Sunday, February 07, 2010
by the 13th century, caravan routes connecting India (hence indigo), and the Middle East to the ports of Venice and Genoa, Amalfi and Pisa, were carrying what today no less than back then seems quite magical: dyes and colored velvet, silk, damask (from Damascus), muslin (from Mosul), baudekin (from Baghdad), cotton (from the Arabic qutn), taffeta (Persian, tafta, meaning silken cloth, to shine), satin (zaytuni), and mohair (from the Arabic mukhayyar, meaning choice or select).

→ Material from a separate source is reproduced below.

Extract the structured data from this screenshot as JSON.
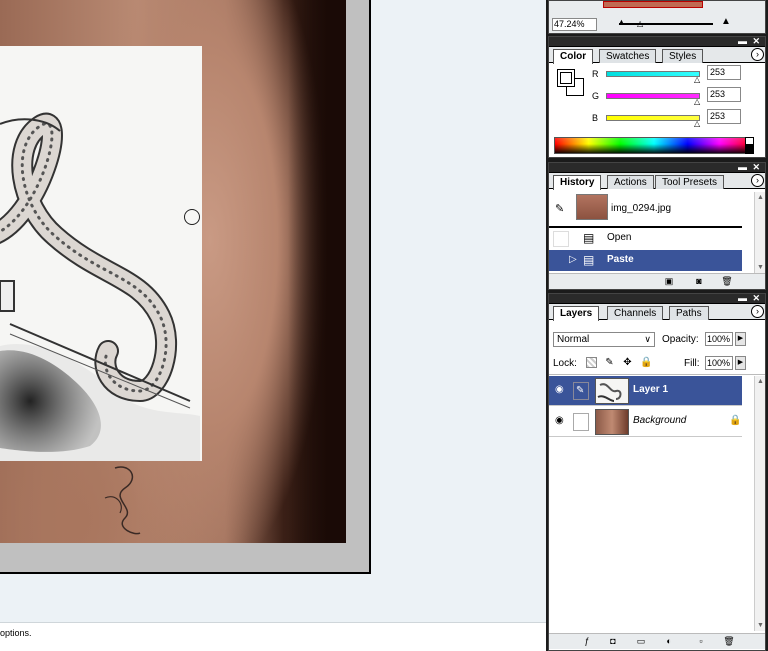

names such as damask or muslin carry with them a tremor. exotic yet familiar, they stress the English-speaking tongue in unusual ways. stripped of their history no less than of their place-reference, such as Damascus in Syria or Mosul in Iraq, they have become naught but names, less than names, really just sounds, we might say, yet for all of that, and indeed because of that, something else hovers in the aura that the sounds can, on occasion, provoke.
the tongue remembers but you do not. life moves on while all around you lay traces of lost eras, active in the present, hanging on the wall, covering the windows, not to mention the couch on which you sit or the dress that you will wear tonight....
what would happen if one tries to redeem both name and constellation? the name opens like a flower. this is something more than relating facts about the past, something more than reading off meanings in a dictionary.
...what then happens to our sense of the senses when they are blended the one with the other, let alone with such history? how can such a mix be reduced to physiology or a body out of history, a taste to taste-bud reaction, color to a retinal bleep? Does not world history enter into the innermost physiological essence of such buds and bleeps -- just as world history is itself made out of the passion for such sensations?
to slip into the blue of your blue jeans is to slip into a surprising and unexpected encounter with the past -- old Cairo in your jean's bottom - but without your having the faintest idea of what you are slipping into. where might such affinities reside? how might they be awakened and in that sense redeemed?